Review of Green Capitalism by Jason Walsh at @goforthmag

Jason Walsh has a review of a new book called Green Capitalism: Manufacturing Scarcity in an Age of Abundance at forth magazine. According to the review, the book says that business today tries to increase its profits not through greater production, but by creating artificial scarcity that enables prices to rise.

Of particular interest to Strange Times partisans is this quote from the review:

Heartfield’s argument will not be welcome either on the left or in green circles, which is a great pity. Today’s left has, for the most part, enthusiastically embraced the green agenda, seeing it as a useful vehicle for framing a critique of capitalist social relations. Unfortunately, much of the green critique of capitalism is misplaced, focussing on individuals’ consumption and favouring retrograde measures in production that cause real world rises is commodity prices, from inefficient organic farming at one end of the scale to carbon trading, which not only encourages lower productivity but also functions as a barrier to new entrants to industry, at the other.

The left’s opportunistic attachment to the green ideal is a world away from the productivist visions of the likes of Marx. In fact, it amounts to a renunciation of the left’s key goal. The left’s goal has traditionally been not the amelioration of poverty through management but the liberation of all humanity through massively increased efficiency.
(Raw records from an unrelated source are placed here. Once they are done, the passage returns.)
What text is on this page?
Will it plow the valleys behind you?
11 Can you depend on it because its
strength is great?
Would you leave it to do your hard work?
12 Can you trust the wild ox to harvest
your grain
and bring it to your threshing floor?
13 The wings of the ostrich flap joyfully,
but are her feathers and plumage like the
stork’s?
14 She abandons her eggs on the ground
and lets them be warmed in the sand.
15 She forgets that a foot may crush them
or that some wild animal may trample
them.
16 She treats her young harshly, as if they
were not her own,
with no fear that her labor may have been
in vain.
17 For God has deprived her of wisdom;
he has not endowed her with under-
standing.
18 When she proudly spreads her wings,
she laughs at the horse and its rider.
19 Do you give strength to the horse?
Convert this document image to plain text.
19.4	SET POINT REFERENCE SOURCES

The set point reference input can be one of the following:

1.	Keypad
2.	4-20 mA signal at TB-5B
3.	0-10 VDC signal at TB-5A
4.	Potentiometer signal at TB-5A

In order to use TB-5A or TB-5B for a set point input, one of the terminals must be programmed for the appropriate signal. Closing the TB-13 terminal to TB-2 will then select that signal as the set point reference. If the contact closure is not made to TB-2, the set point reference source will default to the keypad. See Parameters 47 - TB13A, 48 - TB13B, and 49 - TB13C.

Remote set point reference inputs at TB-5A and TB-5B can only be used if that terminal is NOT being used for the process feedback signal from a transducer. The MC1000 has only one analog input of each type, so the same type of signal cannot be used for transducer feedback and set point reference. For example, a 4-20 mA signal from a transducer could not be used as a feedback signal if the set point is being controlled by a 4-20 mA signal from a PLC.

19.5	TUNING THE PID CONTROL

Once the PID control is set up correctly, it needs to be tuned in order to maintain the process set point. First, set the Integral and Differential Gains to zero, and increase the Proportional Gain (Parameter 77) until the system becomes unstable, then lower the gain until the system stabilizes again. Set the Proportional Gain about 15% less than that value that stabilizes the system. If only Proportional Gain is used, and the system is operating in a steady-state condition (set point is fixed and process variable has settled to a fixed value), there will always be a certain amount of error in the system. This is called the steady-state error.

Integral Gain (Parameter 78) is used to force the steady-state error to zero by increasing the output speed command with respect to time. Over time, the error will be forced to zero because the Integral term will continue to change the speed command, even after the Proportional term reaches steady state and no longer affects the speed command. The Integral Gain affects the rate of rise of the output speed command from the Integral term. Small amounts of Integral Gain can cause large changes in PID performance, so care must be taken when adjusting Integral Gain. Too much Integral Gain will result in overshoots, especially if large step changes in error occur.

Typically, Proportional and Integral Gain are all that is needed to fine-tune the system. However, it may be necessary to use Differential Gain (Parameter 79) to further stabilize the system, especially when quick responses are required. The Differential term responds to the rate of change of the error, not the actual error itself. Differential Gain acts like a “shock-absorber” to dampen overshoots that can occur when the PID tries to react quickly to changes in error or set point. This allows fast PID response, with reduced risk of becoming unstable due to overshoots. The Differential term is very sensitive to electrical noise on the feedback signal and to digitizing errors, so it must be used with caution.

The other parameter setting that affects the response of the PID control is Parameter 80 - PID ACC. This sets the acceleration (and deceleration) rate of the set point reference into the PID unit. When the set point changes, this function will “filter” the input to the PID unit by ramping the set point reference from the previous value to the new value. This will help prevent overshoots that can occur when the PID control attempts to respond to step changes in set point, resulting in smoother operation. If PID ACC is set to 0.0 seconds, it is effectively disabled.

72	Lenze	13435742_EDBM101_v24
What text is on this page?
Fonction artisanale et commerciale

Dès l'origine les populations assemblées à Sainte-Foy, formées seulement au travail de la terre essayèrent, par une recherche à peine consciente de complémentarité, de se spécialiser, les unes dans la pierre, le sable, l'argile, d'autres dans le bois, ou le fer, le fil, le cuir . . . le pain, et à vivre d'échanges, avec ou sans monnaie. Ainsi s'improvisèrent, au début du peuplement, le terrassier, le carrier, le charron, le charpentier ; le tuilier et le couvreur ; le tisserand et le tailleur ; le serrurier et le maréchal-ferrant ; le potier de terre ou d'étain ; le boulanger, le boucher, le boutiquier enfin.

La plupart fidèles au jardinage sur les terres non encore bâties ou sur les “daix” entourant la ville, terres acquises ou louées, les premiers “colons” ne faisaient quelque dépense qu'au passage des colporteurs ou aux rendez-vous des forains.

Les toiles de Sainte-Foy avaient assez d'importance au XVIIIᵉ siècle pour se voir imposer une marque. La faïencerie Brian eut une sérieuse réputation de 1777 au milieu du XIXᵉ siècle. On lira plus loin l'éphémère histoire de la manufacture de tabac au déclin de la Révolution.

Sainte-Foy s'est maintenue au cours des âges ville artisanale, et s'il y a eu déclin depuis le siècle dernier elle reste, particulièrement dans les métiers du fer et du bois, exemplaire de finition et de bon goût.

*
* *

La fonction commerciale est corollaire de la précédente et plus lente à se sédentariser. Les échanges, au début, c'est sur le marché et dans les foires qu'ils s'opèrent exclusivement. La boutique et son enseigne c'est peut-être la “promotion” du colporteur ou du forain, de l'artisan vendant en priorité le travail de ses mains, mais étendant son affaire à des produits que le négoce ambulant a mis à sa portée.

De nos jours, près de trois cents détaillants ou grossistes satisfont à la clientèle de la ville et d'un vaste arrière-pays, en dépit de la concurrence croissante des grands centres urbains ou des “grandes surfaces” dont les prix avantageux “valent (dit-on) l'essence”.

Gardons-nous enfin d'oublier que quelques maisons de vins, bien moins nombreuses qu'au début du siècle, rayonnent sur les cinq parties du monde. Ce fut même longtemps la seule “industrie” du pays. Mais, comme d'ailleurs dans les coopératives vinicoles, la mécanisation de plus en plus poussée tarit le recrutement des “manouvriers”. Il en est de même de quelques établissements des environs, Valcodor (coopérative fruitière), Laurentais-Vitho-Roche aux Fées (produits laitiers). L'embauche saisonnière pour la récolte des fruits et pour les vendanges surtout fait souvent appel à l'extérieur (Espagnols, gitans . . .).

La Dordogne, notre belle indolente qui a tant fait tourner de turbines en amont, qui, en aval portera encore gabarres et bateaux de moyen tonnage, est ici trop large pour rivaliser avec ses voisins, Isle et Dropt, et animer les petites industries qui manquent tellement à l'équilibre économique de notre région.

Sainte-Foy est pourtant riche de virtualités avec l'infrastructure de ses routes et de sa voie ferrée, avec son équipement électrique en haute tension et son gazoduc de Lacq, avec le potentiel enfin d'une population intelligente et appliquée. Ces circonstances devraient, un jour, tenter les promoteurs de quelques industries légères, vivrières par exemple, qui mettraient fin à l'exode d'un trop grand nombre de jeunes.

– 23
This vital point is now completely obscured and ill understood by the vast majority of people who call themselves left wing today. Confusing social liberalism and today’s social democracy with socialism is now so commonplace that the word socialism itself is all but meaningless.

Green Capitalism can be purchased through forth’s Amazon store if you click here. Comments are of course welcome here, but I’d also suggest visiting the original review and commenting there too.

1 Response to “Review of Green Capitalism by Jason Walsh at @goforthmag”


  1. 1 Arthur

    It’s an interesting thesis, hostile to the same stuff we are hostile to.

    But the analysis is simply wrong:

    The twin factors which saw the rise of green politics to the mainstream were the demise of the Soviet Union which left radicals, even those who abhorred the Eastern Bloc countries, rudderless and saw them take up green politics as the basis for opposition to capitalist social and economic relations and, secondly, capitalism’s own retreat from production.

    The Soviet bloc collapsed in the 1990s.

    But by the late 1970s Technology and Progress, noted:

    4. This paper has nothing new or startling to say but will simply try to raise the banner of a position of whose existence most “radicals” seem quite unaware, without undertaking a comprehensive defence of that position. Since in surveying the literature I couldn’t find a single article advocating the position I hold, and which I understand to have always been the “orthodox” Marxist view on these questions, I felt obliged to write one myself. Any assistance from readers who can point me to relevant material would be most appreciated.

    So more than a decade earlier the Marxist position had completely disappeared from the literature!

    Please do read that article from 3 decades ago carefully and consider how little the “left” capitulation to reactionary green politics then differed from that now.

    While Heartfield’s attack on pseudoleft reaction is welcome, his explanation merely provides depressing confirmation of the obliteration of Marxism:

    The placing of artificial restrictions on industrial output offers a short-term solution for business by circumventing simple economics: reducing investment results in part-stagnation of industrial processes and, ultimately, higher costs for the goods produced, thus securing higher profits not through mass production but high prices.

    Such “circumventing simple economics” securing higher profits by higher costs and stagnation represents a level of “circumventing simple logic” no less abysmal than that of the greens.